With most of the refugees living within local communities rather than camps, everything from food and water supplies to education and health services are under massive strain, while the labour market has gone askew and prices have climbed fast.
"This is the humanitarian spillover of the political and military violence taking place in Syria," said Jordanian minister Judeh.
"The magnitude of this humanitarian crisis has proven to be beyond the ability of any country to deal with," he added, while Iraq's Zebari said numbers were certain to snowball in the absence of "durable, political solutions".
Lebanon's Faour said his country was committed to host and protect Syrians, despite the heavy burden, a message echoed by his counterparts.
"The response of the international community to this crisis is frustrating. It's frustrating on the humanitarian level.

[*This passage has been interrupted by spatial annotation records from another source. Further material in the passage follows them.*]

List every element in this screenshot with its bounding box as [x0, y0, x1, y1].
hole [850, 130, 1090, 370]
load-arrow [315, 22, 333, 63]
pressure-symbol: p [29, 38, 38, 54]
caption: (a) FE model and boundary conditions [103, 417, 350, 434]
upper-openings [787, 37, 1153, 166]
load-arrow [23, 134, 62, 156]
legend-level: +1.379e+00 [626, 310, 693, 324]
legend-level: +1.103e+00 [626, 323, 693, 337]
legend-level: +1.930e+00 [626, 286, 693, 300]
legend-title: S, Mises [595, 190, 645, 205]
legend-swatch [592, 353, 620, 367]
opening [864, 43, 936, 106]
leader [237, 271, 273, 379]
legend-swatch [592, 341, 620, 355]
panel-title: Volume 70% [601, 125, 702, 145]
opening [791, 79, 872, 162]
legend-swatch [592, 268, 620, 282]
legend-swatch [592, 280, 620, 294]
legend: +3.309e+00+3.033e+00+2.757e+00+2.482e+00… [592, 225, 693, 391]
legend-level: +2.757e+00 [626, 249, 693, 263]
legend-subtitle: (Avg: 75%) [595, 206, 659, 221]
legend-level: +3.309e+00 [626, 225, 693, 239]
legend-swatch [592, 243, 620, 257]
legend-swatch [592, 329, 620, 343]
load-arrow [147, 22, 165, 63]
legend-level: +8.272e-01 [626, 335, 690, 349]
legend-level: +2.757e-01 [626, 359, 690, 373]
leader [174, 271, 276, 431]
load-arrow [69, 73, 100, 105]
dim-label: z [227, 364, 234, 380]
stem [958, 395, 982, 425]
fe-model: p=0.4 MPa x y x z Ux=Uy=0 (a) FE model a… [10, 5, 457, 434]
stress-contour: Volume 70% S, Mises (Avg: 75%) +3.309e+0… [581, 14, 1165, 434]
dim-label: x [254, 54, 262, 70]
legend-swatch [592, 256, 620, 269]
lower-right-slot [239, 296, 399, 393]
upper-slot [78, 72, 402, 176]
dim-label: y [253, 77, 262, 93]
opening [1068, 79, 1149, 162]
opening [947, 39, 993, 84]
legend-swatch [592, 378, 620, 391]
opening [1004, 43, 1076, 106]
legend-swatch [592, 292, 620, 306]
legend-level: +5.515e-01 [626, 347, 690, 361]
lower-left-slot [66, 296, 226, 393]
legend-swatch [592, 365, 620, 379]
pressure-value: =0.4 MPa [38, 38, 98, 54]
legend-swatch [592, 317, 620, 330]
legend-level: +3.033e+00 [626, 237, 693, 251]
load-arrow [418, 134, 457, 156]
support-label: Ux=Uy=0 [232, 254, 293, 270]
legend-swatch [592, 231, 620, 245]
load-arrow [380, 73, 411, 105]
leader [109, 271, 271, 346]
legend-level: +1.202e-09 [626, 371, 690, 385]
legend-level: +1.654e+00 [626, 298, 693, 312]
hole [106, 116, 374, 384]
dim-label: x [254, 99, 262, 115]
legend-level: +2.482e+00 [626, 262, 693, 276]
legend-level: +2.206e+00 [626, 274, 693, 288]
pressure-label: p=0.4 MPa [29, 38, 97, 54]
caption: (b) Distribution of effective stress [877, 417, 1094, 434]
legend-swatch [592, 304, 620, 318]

It's frustrating on the political level," Faour said.
The number of people flooding out of Syria has risen after the regime's alleged use of chemical weapons against civilians and fears of Western military action.
"We are at another threshold," said Davutoglu of Turkey.
"If this violence against civilians continues like before and there is no international reaction to it, we are scared that all neighbouring countries will be facing much bigger numbers of refugees," he warned.
"These are the numbers, but these are human beings. We are all human beings. This is the cry of humanity. Enough is enough!"